From: Greg Chamberlain <GregChamberlain@compuserve.com>

      By Joseph Guyler Delva

      PORT-AU-PRINCE, Haiti, Jan 5 (Reuters) - Haiti's prisons have grown
so crowded prisoners must take turns sleeping as police step up arrests of
alleged gangsters blamed for a wave of violence and kidnappings, government
and human rights officials said on Friday.

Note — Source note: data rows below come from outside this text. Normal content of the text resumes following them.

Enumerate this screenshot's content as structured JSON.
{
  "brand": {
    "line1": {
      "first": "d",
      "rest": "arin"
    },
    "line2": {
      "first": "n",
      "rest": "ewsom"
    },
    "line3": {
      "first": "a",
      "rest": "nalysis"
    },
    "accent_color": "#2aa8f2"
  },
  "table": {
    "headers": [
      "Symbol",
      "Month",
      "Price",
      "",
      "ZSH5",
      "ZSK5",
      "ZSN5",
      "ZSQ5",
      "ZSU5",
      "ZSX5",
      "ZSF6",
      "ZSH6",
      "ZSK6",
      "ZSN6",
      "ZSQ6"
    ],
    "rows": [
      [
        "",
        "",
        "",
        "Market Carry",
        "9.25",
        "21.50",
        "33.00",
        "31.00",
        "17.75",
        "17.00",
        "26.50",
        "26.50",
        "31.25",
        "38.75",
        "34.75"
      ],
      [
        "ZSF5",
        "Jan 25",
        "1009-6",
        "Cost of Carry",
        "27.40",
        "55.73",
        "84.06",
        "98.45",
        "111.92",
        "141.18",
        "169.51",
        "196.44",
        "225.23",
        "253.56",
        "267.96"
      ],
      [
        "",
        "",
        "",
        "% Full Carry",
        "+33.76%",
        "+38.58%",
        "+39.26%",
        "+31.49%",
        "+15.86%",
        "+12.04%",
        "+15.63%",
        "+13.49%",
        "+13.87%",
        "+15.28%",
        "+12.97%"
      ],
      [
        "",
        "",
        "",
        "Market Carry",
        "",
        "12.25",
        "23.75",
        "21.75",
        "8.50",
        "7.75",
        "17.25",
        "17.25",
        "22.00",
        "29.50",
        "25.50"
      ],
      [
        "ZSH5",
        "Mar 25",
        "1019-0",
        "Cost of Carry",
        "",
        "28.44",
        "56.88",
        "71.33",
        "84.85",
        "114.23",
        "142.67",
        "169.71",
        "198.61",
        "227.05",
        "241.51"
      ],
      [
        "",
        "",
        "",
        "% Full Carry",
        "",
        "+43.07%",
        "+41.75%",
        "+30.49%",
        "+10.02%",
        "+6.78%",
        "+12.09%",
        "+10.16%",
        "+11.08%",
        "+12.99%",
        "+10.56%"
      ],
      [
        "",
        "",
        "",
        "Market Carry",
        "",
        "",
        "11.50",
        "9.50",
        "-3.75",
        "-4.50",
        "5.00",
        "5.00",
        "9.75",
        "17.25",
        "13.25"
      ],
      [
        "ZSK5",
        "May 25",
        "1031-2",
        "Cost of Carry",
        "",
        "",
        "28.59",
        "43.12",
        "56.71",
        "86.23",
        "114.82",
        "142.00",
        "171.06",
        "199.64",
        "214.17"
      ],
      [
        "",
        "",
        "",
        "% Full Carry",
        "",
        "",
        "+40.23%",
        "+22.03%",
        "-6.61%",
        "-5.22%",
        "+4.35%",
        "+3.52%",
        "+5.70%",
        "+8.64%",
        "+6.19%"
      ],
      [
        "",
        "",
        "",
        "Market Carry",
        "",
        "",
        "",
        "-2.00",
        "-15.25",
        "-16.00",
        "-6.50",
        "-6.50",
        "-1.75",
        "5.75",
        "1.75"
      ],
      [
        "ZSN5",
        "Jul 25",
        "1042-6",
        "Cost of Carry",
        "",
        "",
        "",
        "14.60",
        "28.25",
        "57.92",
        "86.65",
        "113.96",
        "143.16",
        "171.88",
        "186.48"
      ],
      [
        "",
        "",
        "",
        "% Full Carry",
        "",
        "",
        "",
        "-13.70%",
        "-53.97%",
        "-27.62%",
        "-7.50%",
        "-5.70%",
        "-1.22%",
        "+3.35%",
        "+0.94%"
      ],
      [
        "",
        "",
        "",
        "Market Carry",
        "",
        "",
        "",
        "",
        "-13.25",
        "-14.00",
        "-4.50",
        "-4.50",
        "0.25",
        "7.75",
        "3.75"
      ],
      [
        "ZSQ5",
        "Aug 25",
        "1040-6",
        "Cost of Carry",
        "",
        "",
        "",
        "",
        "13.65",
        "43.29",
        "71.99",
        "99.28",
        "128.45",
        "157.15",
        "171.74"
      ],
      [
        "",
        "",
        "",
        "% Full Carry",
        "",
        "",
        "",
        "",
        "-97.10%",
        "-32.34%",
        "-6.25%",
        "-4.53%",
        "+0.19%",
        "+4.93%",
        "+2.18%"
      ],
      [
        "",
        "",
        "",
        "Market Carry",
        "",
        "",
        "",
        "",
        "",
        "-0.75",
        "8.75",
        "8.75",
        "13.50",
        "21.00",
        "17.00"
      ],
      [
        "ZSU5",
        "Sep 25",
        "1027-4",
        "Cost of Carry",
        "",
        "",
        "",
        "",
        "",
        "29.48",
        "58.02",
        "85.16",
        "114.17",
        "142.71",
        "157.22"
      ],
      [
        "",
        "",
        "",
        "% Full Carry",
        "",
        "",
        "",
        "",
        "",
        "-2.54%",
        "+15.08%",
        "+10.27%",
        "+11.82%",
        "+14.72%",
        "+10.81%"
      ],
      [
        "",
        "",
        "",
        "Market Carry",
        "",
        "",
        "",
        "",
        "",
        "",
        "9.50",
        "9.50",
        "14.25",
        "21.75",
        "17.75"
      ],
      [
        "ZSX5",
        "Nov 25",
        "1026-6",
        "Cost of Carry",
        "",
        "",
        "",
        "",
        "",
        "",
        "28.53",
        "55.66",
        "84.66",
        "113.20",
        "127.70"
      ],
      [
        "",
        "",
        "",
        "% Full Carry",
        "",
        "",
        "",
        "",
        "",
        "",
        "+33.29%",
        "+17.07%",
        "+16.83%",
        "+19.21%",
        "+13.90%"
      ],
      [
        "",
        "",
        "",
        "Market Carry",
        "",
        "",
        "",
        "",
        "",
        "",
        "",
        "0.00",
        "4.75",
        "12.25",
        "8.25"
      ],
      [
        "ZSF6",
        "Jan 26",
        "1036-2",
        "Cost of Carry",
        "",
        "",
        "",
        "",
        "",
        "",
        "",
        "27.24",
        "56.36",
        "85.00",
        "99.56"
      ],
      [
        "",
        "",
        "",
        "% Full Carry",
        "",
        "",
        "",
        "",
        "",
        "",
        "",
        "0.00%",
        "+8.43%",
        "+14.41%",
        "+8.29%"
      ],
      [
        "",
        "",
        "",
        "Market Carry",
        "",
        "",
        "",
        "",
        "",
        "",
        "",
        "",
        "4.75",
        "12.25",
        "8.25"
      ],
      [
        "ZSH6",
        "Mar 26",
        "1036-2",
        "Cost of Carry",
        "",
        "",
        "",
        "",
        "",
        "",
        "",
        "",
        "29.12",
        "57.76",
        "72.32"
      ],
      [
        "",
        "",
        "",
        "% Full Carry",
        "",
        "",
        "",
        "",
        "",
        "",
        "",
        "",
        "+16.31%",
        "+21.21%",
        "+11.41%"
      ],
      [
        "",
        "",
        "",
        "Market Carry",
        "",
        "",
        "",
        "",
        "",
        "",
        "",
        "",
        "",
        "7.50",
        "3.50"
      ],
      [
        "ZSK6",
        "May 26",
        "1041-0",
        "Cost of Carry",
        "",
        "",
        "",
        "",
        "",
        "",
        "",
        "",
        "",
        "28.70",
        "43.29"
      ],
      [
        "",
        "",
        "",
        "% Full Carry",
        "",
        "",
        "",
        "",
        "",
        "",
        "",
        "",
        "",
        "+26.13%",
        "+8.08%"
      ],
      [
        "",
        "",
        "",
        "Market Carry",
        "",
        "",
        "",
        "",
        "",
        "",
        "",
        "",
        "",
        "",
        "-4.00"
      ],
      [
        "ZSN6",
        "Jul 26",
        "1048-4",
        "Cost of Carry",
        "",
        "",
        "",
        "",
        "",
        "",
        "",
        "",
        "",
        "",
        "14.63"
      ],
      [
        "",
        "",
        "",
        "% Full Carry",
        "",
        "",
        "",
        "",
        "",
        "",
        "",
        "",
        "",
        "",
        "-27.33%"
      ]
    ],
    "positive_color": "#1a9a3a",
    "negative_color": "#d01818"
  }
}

     "We're facing a critical situation with our prisons which have no more
room to hold prisoners," Haiti's Secretary of State for Public Safety
Eucher Luc Joseph told Reuters.
     The national penitentiary in the capital, Port-au-Prince, was built to
hold 800 prisoners and now houses over 2,000.
     "We're experiencing the same situation in all the other prisons and
police custodies around the country," Joseph said.
     Haitian police have intensified operations against criminal gangs and
the number of arrests has increased considerably in the past few months.
     The United States has also increased the number of Haitian criminals
deported to their homeland to about 100 a month, from 25. Haitian officials
said many of those deportees have long criminal records and will be held
even though they have not been charged with crimes in Haiti and have
already served their sentences in the United States.
     "We have to detain those deportees because they pose a threat to the
country's national security," said Joseph.
     In many prisons, detainees sleep in turn on the floor, live in
inhumane conditions and are deprived of adequate medical care, said Renan
Hedouville, head of the Haitian Lawyers Committee for Human Rights.
     "Some prisoners have to stand up, while others sleep for one or two
hours before giving up their place to other inmates," Hedouville told
Reuters.
     "The living conditions in those prisons are in total violation of the
principles of human rights."
     Government officials acknowledged that the situation in the country's
detention centers is critical, but argue that they have an obligation to
hold prisoners while they work to change conditions.